Déclaration de Tokyo


Directives, à l'intention des médecins, sur la torture et autres peines ou traitements cruels, inhumains ou dégradants en relation avec la détention et l'emprisonnement

Un problème de plus en plus fréquent et répugnant a été celui lié aux méthodes d'interrogation et de torture perpétrées sur les prisonniers et les personnes en détention. Certains gouvernements avaient tenté d'obtenir l'assistance de médecins pour gérer ces activités. L'AMM avait essayé de s'attaquer à ce type d'agissements au moment de leur apparition. Les rapports sur de tels agissements commençant à se multiplier, la nécessité de directives professionnelles à l'intention des médecins devint évidente.

Au début de l'année 1974, l'Association Médicale Britannique (BMA) attira l'attention de l'AMM sur les aspects médicaux de la torture en faisant tout spécialement référence aux évènements d'Irlande du Nord. Un document préparé par le Comité d'Ethique Central de la BMA stipulait qu'étaient concernés, du moins au niveau du Royaume Uni, les territoires sous son contrôle et les membres de la BMA. Selon le point de vue du Comité, en de telles circonstances, à l'instar des évènements en Irlande du Nord, le devoir d'un médecin, comme toujours, réside dans la prévention et le traitement de la maladie et dans la délivrance de soins aux blessés. Aucun médecin ne devrait participer, directement ou indirectement, à des interrogatoires.
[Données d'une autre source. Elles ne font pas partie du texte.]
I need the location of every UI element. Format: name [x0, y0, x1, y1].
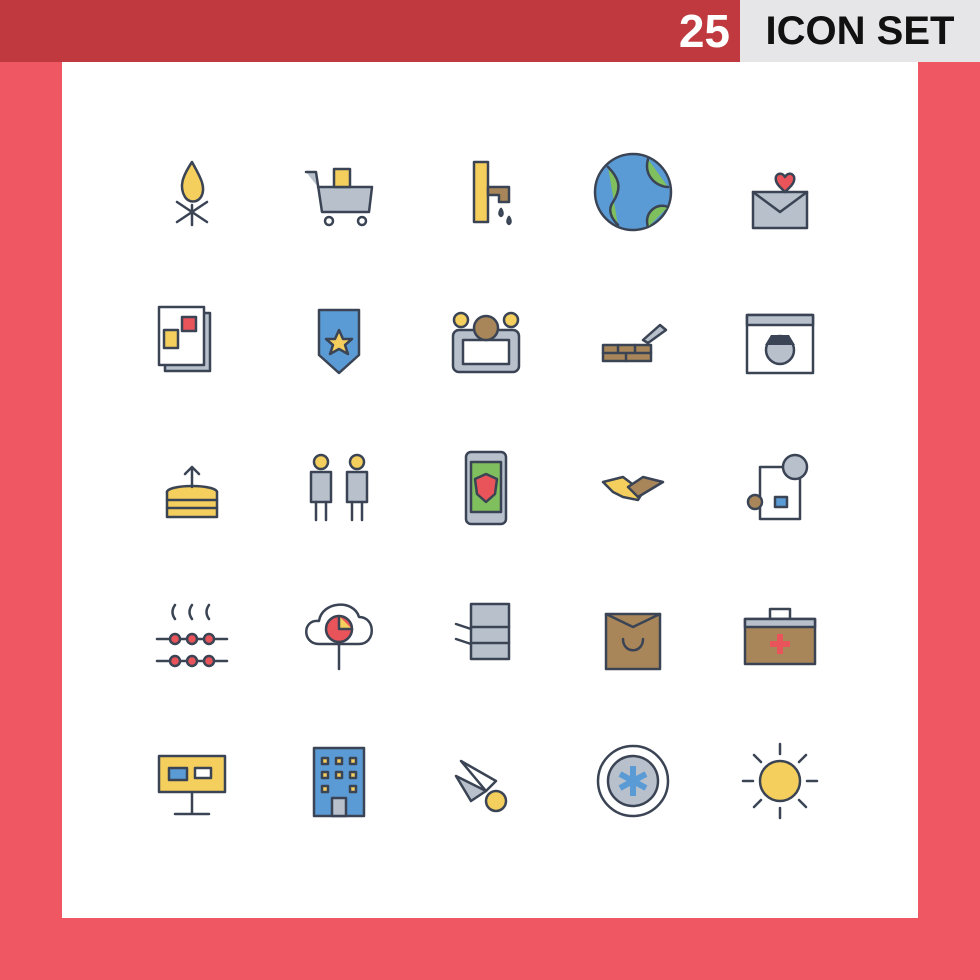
- shopping-cart-icon: [294, 147, 384, 237]
- steam-abacus-icon: [147, 589, 237, 679]
- handshake-icon: [588, 442, 678, 532]
- hacker-browser-icon: [735, 295, 825, 385]
- first-aid-kit-icon: [735, 589, 825, 679]
- earth-globe-icon: [588, 147, 678, 237]
- pie-chart-cloud-icon: [294, 589, 384, 679]
- office-building-icon: [294, 736, 384, 826]
- campfire-icon: [147, 147, 237, 237]
- sun-icon: [735, 736, 825, 826]
- police-badge-icon: [294, 295, 384, 385]
- icon-count: 25: [678, 5, 730, 57]
- title: ICON SET: [765, 8, 955, 53]
- people-scissors-icon: [294, 442, 384, 532]
- document-clock-icon: [735, 442, 825, 532]
- mobile-shield-icon: [441, 442, 531, 532]
- medical-sign-icon: [588, 736, 678, 826]
- printer-copier-icon: [441, 589, 531, 679]
- title-box: ICON SET: [740, 0, 980, 62]
- header-banner: 25: [0, 0, 740, 62]
- jobs-newspaper-icon: [147, 295, 237, 385]
- water-tap-icon: [441, 147, 531, 237]
- shopping-bag-icon: [588, 589, 678, 679]
- shuttlecock-icon: [441, 736, 531, 826]
- brick-wall-trowel-icon: [588, 295, 678, 385]
- love-letter-icon: [735, 147, 825, 237]
- mobile-settings-icon: [441, 295, 531, 385]
- billboard-icon: [147, 736, 237, 826]
- database-upload-icon: [147, 442, 237, 532]
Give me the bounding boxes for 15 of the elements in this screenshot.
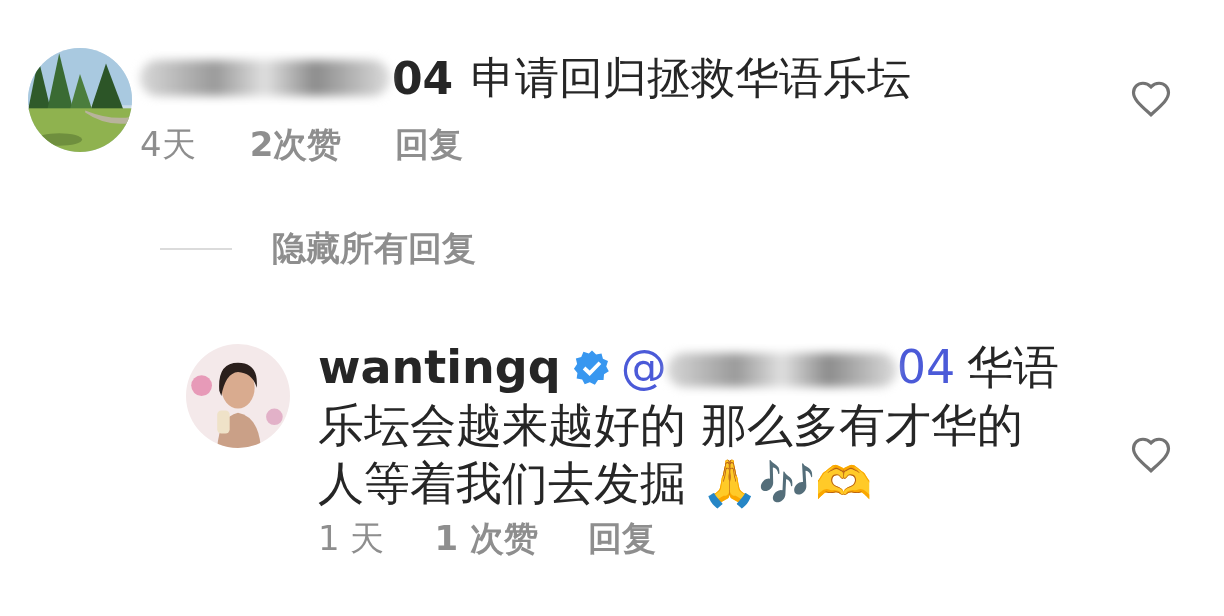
comment-time: 4天 xyxy=(140,123,196,166)
comment-text: 申请回归拯救华语乐坛 xyxy=(471,50,912,105)
reply-button[interactable]: 回复 xyxy=(395,122,464,168)
username[interactable]: wantingq xyxy=(318,340,561,394)
mention-link[interactable]: 04 xyxy=(896,340,956,394)
mention-at[interactable]: @ xyxy=(620,340,667,394)
hide-replies-button[interactable]: 隐藏所有回复 xyxy=(272,226,476,272)
like-count[interactable]: 1 次赞 xyxy=(434,516,538,562)
like-count[interactable]: 2次赞 xyxy=(249,122,342,168)
reply-button[interactable]: 回复 xyxy=(587,516,656,562)
comment-time: 1 天 xyxy=(318,517,385,560)
reply-text: 乐坛会越来越好的 那么多有才华的 xyxy=(318,397,1024,454)
username[interactable]: 04 xyxy=(392,52,454,104)
reply-text: 华语 xyxy=(967,340,1060,394)
reply-text: 人等着我们去发掘 🙏🎶🫶 xyxy=(318,455,873,512)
Les documents de la BMA en conclusion proposaient que les plus vastes enjeux liés à cette question soient discutés par l'AMM. Ils stipulaient qu'une sorte de Commission Médicale Internationale devrait essayer de veiller à ce que des dommages mentaux ne surviennent pas lors d'interrogatoires poussés, exercés sur des sujets qui souvent n'avaient pas été poursuivis par un Tribunal normal. La BMA prévoyait des difficultés éthiques là où des médecins locaux étaient impliqués dans de telles situations.

La même année, le Conseil de l'AMM fut particulièrement attentif à l'éthique qu'impliquait ce problème. Ce dernier ne se limitait pas à l'Irlande du Nord. Les médecins des forces armées britanniques réclamaient à corps et à cris des conseils quant à la politique à adopter. Au cours des débats à l'Assemblée de Stockholm en 1974, l'Association Médicale Britannique offrit son aide dans l'étude de ce dossier et l'Association Médicale Irlandaise en fit de même car elle était elle aussi concernée du fait des cas de torture existant en Irlande. La Fédération Médicale Française fournit également quelques documents relatifs à ce sujet.

L'une des tâches les plus difficiles et les plus importantes du Conseil de l'AMM et de son Comité d'Ethique Médicale consistait à préparer un guide pour les médecins sur la torture et autres peines ou traitements cruels, inhumains ou dégradants en relation avec la détention et l'emprisonnement. Grâce à la somme de travail effectué par les trois associations ci-dessus mentionnées, il fut possible de préparer un projet de déclaration qui fut envoyé à l'Assemblée de Tokyo où il fut adopté à l'unanimité.

Il est utile de mentionner que l'OMS avait demandé la coopération de l'AMM pour mettre au point une déclaration sur ce sujet qui serait adressée au Cinquième Congrès des N.U. sur le Crime et le Traitement des Délinquants. Le Congrès des N.U. utilisa la déclaration de l'AMM comme document de travail.

La Déclaration de Tokyo n'a pas été révisée depuis son adoption en 1975.